Une reprise progressive des cours à partir du 11 mai ? L’annonce du chef de l’État lundi soir a pris de cours bon nombre d’enseignants et parents d'élèves. Excepté le Danemark qui rouvre ses écoles dès aujourd’hui, la France fait donc figure d’exception en priorisant la reprise des cours sur le reste. Une mesure qui soulève des inquiétudes quant à la sécurité sanitaire.
Un grand nombre d'enseignants se disent inquiets, sinon sceptiques. À l’image de Bérengère Bellier, professeur de Lettres au collège : perplexe sur les conditions de reprises dans un établissement qui compte pas moins de 800 élèves, elle confie : "Personnellement, je ne me vois pas enseigner avec un masque et des gants..."
Chez les jeunes enfants, la question de la reprise s'avère encore plus sensible. Hier sur France 2, Jean-Michel Blanquer a déclaré que le port du masque pour les enfants n'est pas exclu "pour le moment". Pour Francette Popineau, la porte-parole du SNUIPP, "on voit mal un enfant supporter un masque toute une journée sans mettre ses doigts, ça paraît très difficile pour un enfant en bas âge". Même chose pour la distanciation sociale ou les gestes "barrière" : "Se laver les mains à la maison c'est bien, quand on a une dizaine d'élèves qu'on doit surveiller ça prend beaucoup de temps !" Autant de cas très concrets "qui font douter de la possibilité de faire rentrer des classes maternelles".

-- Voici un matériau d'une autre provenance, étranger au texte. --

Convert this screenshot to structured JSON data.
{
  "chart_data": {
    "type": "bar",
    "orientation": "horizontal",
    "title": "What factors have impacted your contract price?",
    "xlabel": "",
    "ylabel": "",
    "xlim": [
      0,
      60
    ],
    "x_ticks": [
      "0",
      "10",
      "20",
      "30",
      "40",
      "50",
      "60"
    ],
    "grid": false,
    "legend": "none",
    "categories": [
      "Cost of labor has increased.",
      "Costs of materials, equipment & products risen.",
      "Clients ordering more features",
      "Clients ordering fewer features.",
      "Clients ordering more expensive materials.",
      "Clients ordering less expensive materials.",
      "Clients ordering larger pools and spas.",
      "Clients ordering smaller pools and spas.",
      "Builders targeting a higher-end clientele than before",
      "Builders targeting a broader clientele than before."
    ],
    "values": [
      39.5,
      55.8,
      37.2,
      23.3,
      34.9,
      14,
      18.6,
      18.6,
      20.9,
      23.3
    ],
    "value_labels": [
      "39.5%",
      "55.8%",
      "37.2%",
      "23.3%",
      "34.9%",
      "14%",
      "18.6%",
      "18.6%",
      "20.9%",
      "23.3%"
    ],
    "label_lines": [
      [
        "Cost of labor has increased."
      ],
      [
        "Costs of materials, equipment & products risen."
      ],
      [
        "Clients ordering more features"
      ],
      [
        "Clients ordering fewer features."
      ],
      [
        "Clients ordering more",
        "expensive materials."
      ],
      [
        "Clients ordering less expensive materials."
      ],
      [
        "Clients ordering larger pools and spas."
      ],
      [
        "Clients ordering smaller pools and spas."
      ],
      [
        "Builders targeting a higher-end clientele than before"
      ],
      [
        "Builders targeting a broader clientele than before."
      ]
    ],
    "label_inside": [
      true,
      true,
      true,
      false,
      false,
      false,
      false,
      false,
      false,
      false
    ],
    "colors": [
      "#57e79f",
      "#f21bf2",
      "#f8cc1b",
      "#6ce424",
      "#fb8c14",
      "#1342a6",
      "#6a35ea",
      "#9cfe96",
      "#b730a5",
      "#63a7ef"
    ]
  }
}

Les conditions sanitaires, voilà ce qui inquiète les syndicats. "Ce qu'on veut c'est la garantie sanitaire, explique Francette Popineau, on sait bien que le risque zéro n'existe pas." La porte-parole du SNUIPP met en avant le risque de réactiver une "chaîne de contamination" et la nécessité d'éviter une "deuxième épidémie". Le conseil scientifique ne s’est pas exprimé officiellement sur la question. Les parents d'élèves eux aussi se disent inquiets : "On attend que dans les mois qui viennent, il y ait des moyens qui soient mis en œuvre pour rassurer les familles sur les conditions d'accueil à partir du 11 mai", prévient Didier Pasquini, directeur général de la PEEP.

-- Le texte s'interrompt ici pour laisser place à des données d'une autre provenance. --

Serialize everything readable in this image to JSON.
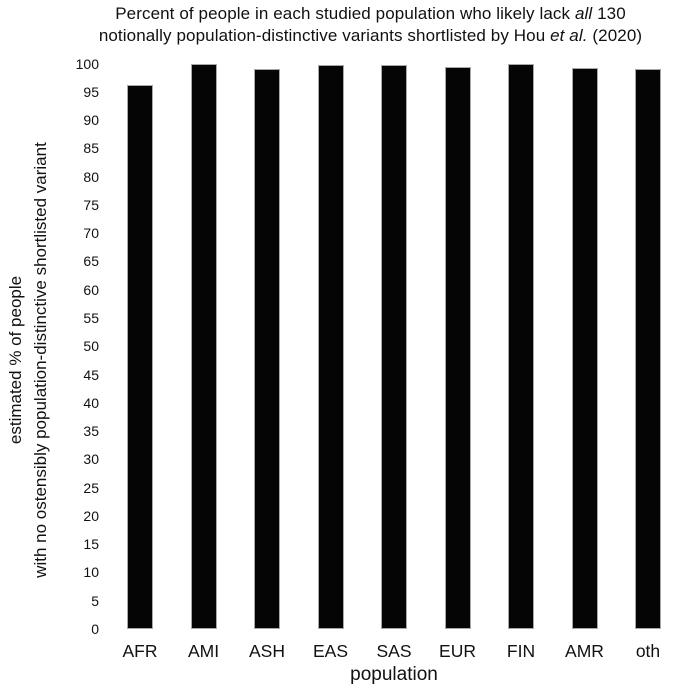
{
  "chart_data": {
    "type": "bar",
    "title_lines": [
      [
        {
          "text": "Percent of people in each studied population who likely lack ",
          "italic": false
        },
        {
          "text": "all",
          "italic": true
        },
        {
          "text": " 130",
          "italic": false
        }
      ],
      [
        {
          "text": "notionally population-distinctive variants shortlisted by Hou ",
          "italic": false
        },
        {
          "text": "et al.",
          "italic": true
        },
        {
          "text": " (2020)",
          "italic": false
        }
      ]
    ],
    "xlabel": "population",
    "ylabel_lines": [
      "estimated % of people",
      "with no ostensibly population-distinctive shortlisted variant"
    ],
    "categories": [
      "AFR",
      "AMI",
      "ASH",
      "EAS",
      "SAS",
      "EUR",
      "FIN",
      "AMR",
      "oth"
    ],
    "values": [
      96.2,
      100,
      99.1,
      99.7,
      99.8,
      99.4,
      100,
      99.2,
      99.0
    ],
    "ylim": [
      0,
      100
    ],
    "ytick_step": 5,
    "grid": false,
    "legend": false,
    "axis_lines": false,
    "bar_color": "#050505",
    "background_color": "#ffffff",
    "text_color": "#111111"
  }
}
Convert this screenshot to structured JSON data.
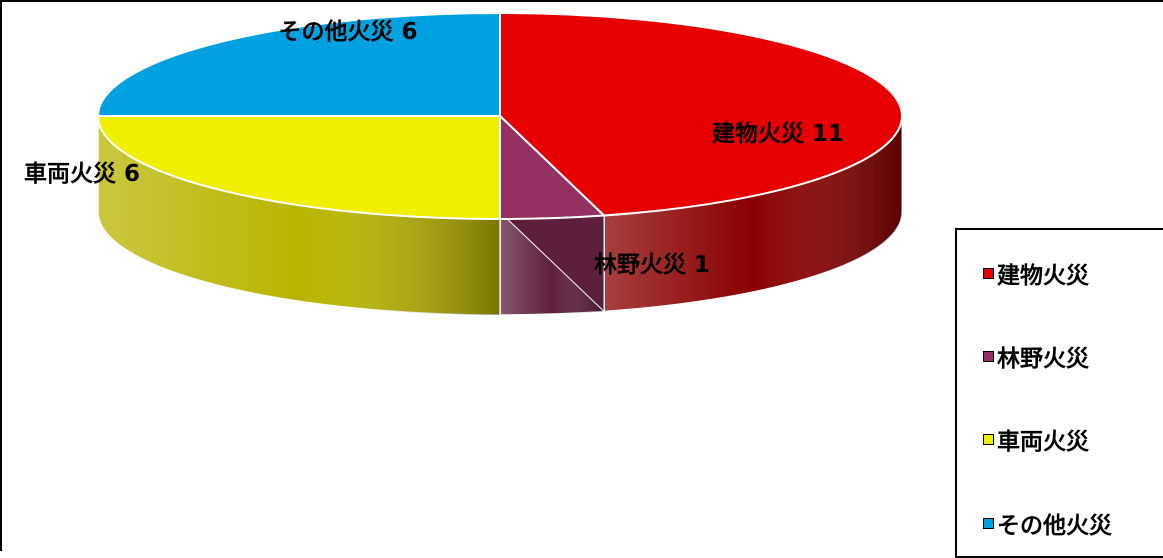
{
  "chart_data": {
    "type": "pie",
    "style": "3d",
    "title": "",
    "categories": [
      "建物火災",
      "林野火災",
      "車両火災",
      "その他火災"
    ],
    "values": [
      11,
      1,
      6,
      6
    ],
    "data_labels": [
      "建物火災 11",
      "林野火災 1",
      "車両火災 6",
      "その他火災 6"
    ],
    "colors": [
      "#e60000",
      "#953162",
      "#f0ef00",
      "#00a1e1"
    ],
    "side_colors": [
      "#8a0000",
      "#5e1f3e",
      "#b8b500",
      "#0077aa"
    ],
    "legend": {
      "position": "right",
      "entries": [
        "建物火災",
        "林野火災",
        "車両火災",
        "その他火災"
      ]
    }
  }
}
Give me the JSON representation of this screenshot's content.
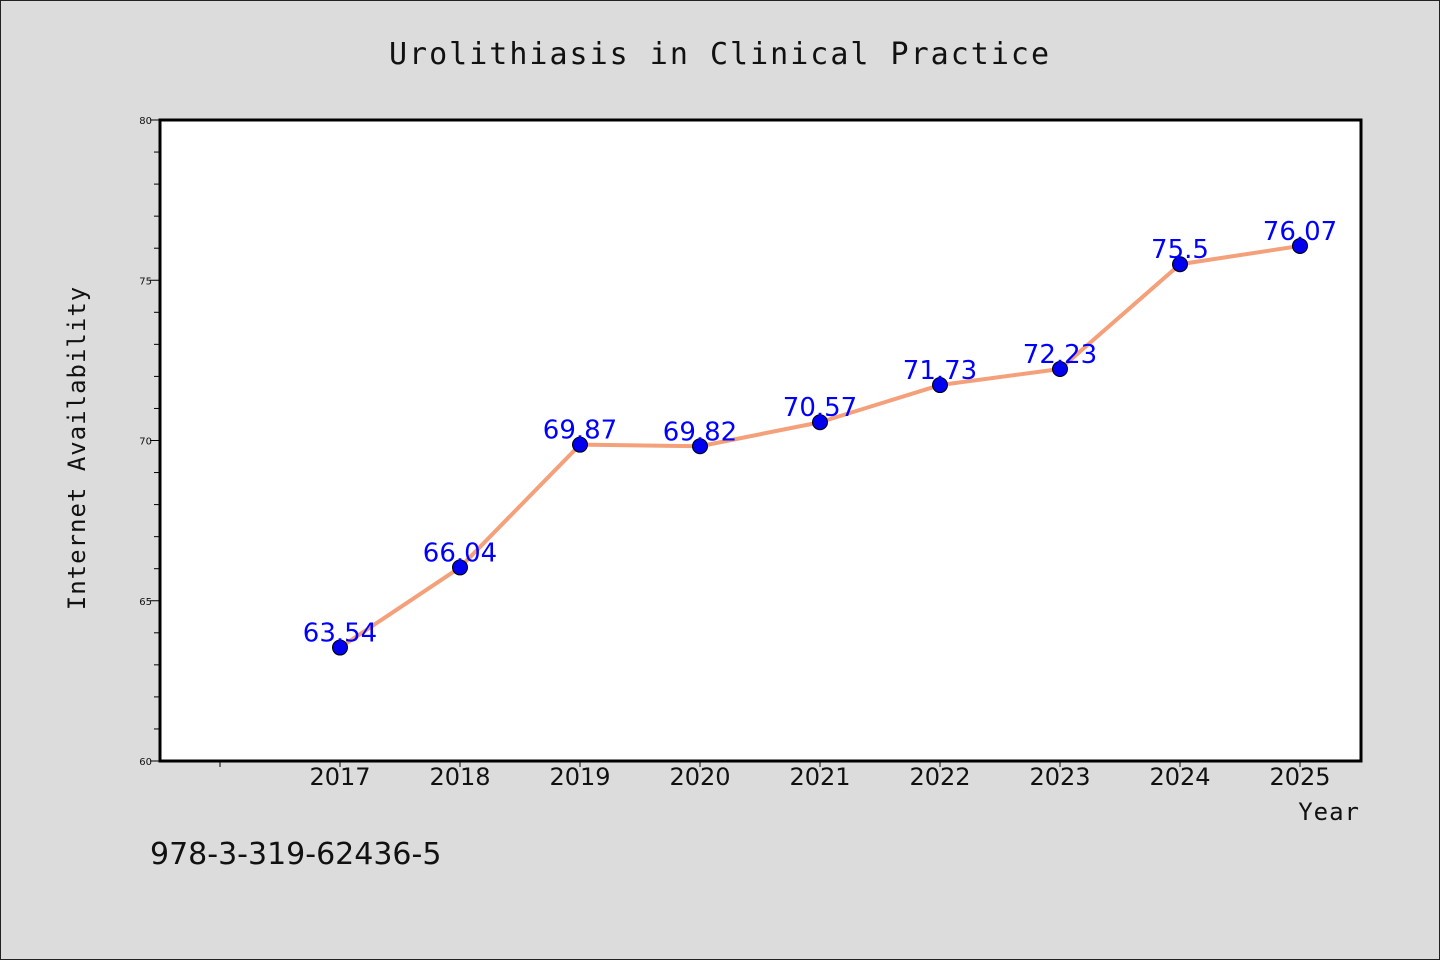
{
  "chart_data": {
    "type": "line",
    "title": "Urolithiasis in Clinical Practice",
    "xlabel": "Year",
    "ylabel": "Internet Availability",
    "x": [
      "2017",
      "2018",
      "2019",
      "2020",
      "2021",
      "2022",
      "2023",
      "2024",
      "2025"
    ],
    "series": [
      {
        "values": [
          63.54,
          66.04,
          69.87,
          69.82,
          70.57,
          71.73,
          72.23,
          75.5,
          76.07
        ],
        "labels": [
          "63.54",
          "66.04",
          "69.87",
          "69.82",
          "70.57",
          "71.73",
          "72.23",
          "75.5",
          "76.07"
        ],
        "line_color": "#f4a07a",
        "marker_color": "#0000ee"
      }
    ],
    "ylim": [
      60,
      80
    ],
    "yticks": [
      "60",
      "65",
      "70",
      "75",
      "80"
    ],
    "grid": false,
    "legend": "none"
  },
  "footer": {
    "isbn": "978-3-319-62436-5"
  },
  "colors": {
    "background": "#dcdcdc",
    "plot_background": "#ffffff",
    "label_color": "#0000ff"
  }
}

Tous les établissements ne rouvriront pas en même temps : comme l'a évoqué Emmanuel Macron lundi, ce serait d'abord les "crèches, écoles puis collèges et lycées". Précisément, le choix de rouvrir en priorité les écoles ne fait pas l’unanimité chez les experts santé. Si l'Institut santé préconise une "reprise normale de l’enseignement envisageable dès le 4 mai" pour les universités "et toute formation supérieure", pour les autres établissements, les auteurs du "Plan de sortie de crise de l’Institut Santé" préconisent de "continuer l’enseignement à distance jusqu’à la fin de l’année scolaire 2020" et évoquent même "une reprise ou non des cours en septembre 2020", "après réévaluation de la situation courant juin".
Mettre fin aux inégalités engendrée par l’enseignement à distance : c'est justement l’un des arguments avancé par le chef de l'État et le ministre de l’Éducation nationale. L'association de parents d’élèves de l'enseignement public (PEEP) estime qu'une reprise des cours en priorité pour les enfants en difficulté peut être une bonne chose.

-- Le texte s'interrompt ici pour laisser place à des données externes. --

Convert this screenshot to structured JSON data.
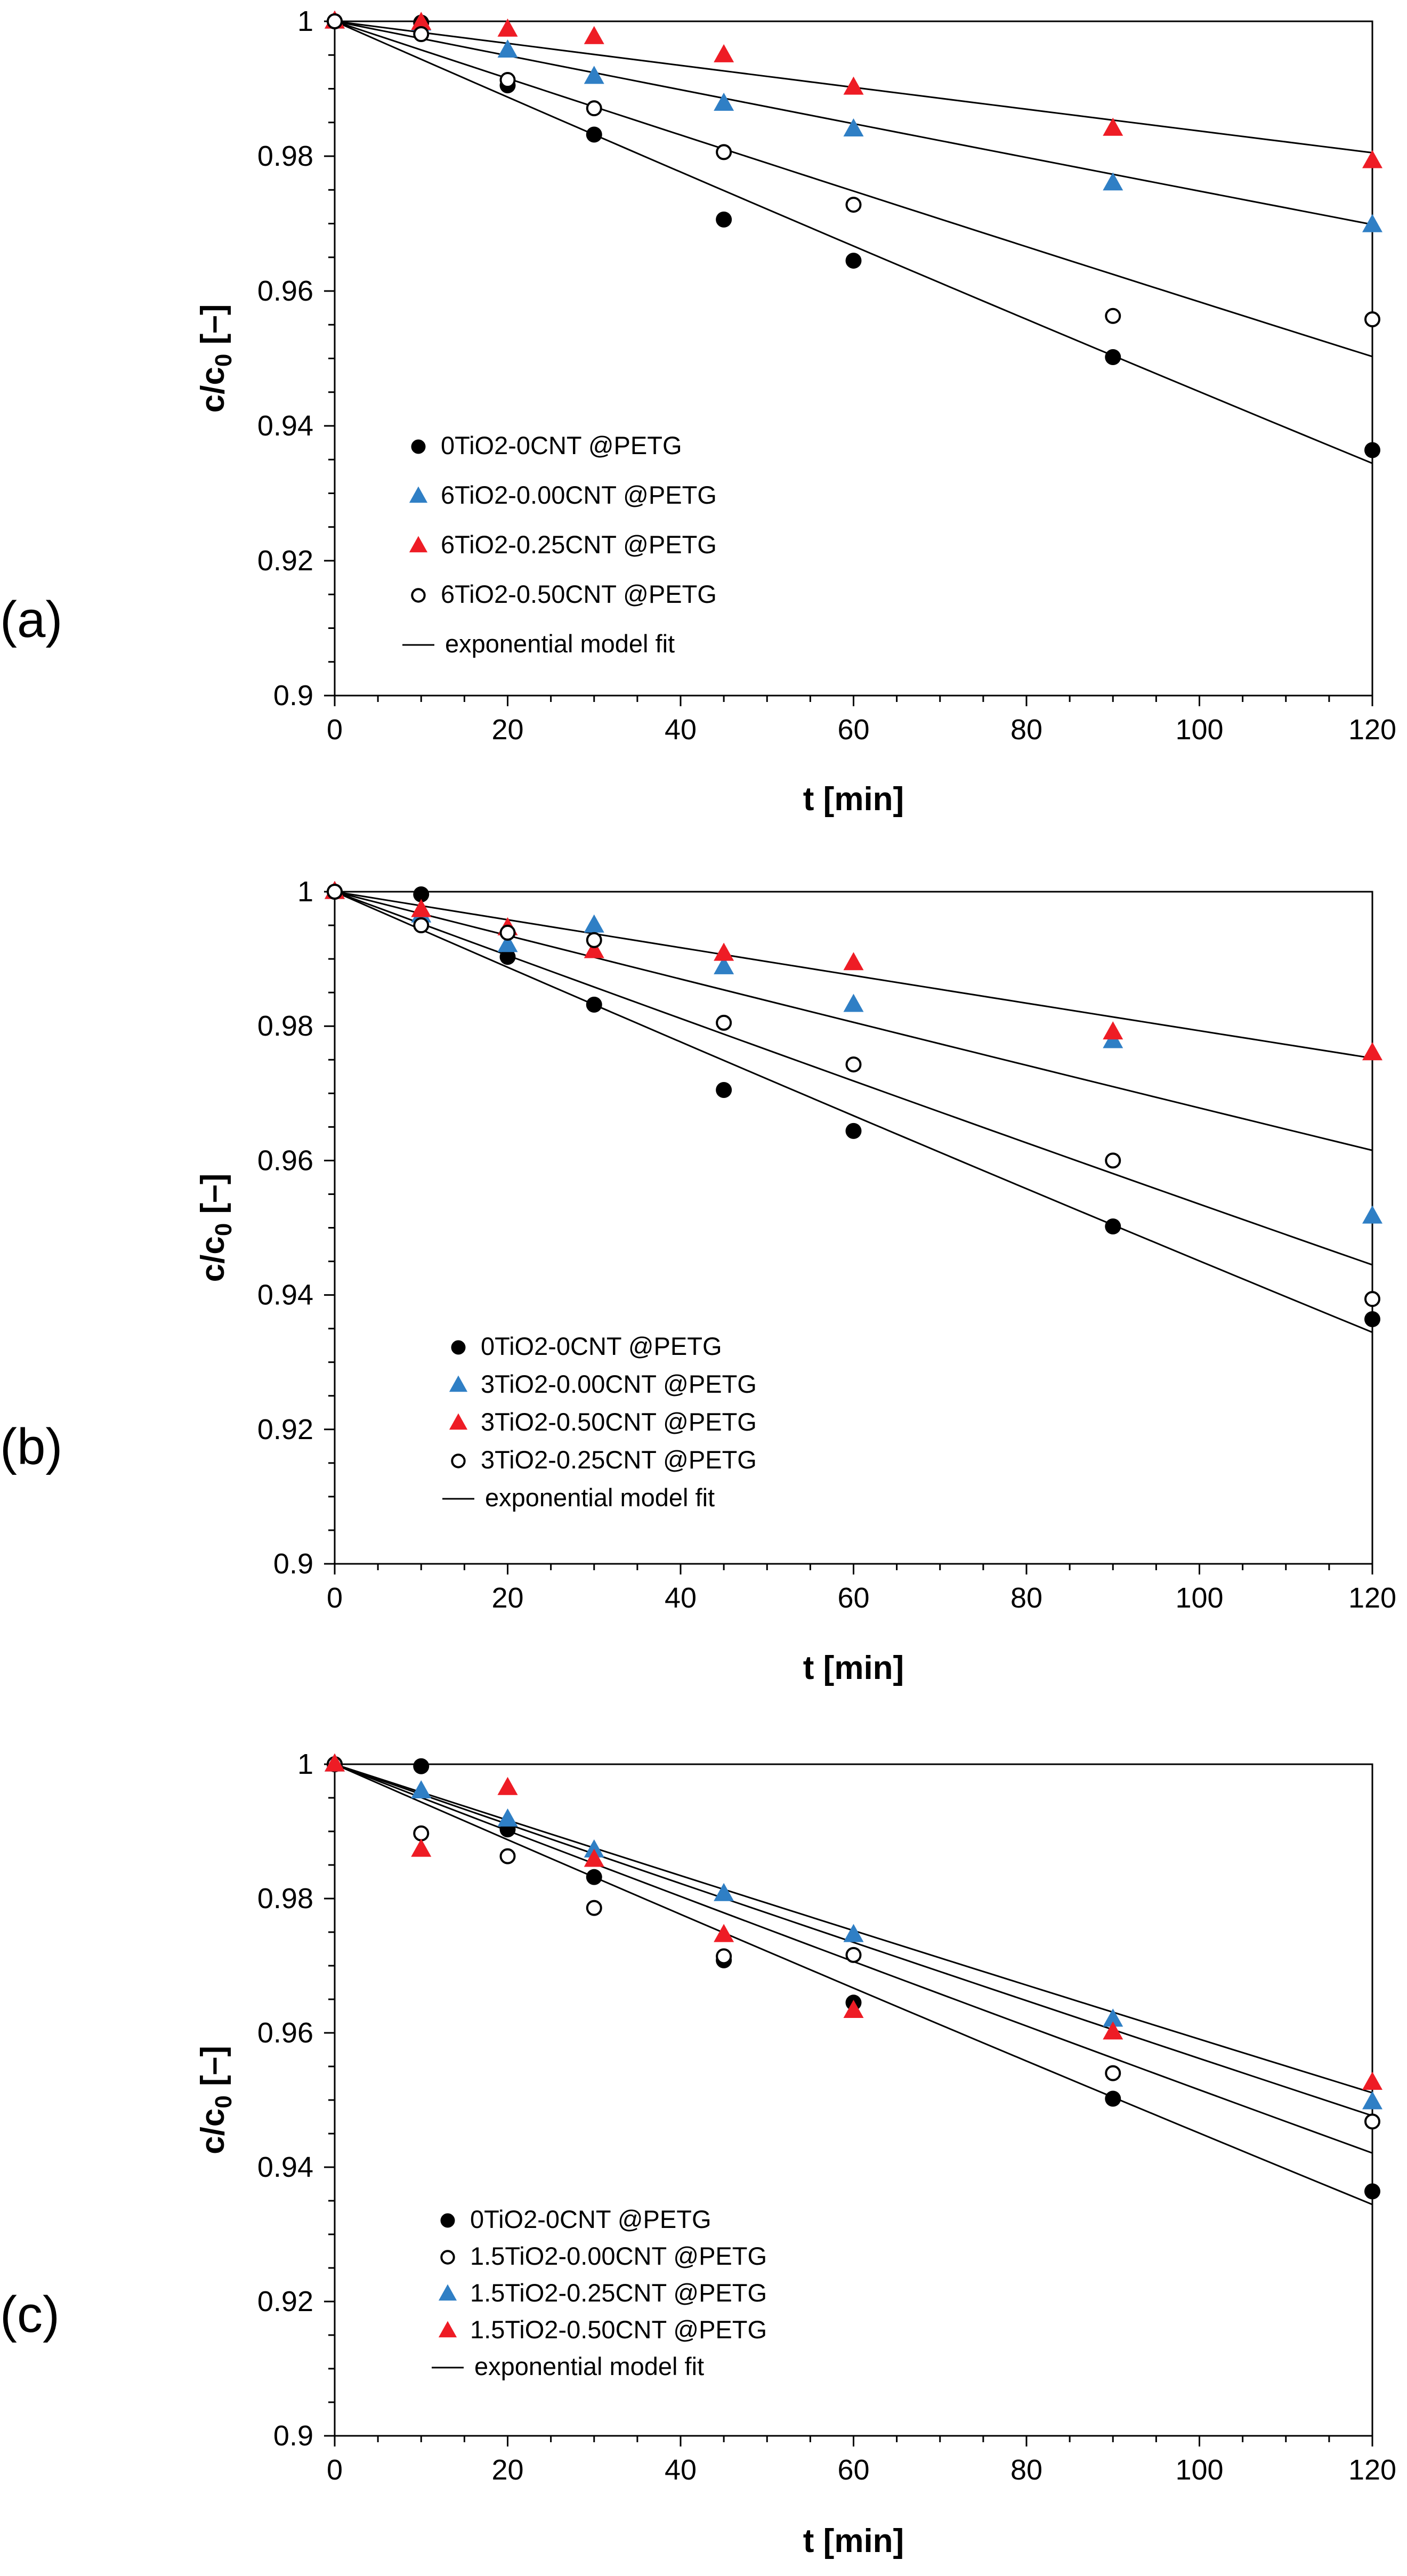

Mais dans quelle conditions ? Pour Frédérique Rolet, la secrétaire nationale du SNES FSU, au-delà de la difficulté de faire respecter les mesures "barrière", se pose la question de savoir "comment on choisit les élèves". Les élèves qui déconnectent de l'enseignement en temps de confinement, "sont aussi ceux dont on sait que c'est le plus compliqué de faire venir à l'école".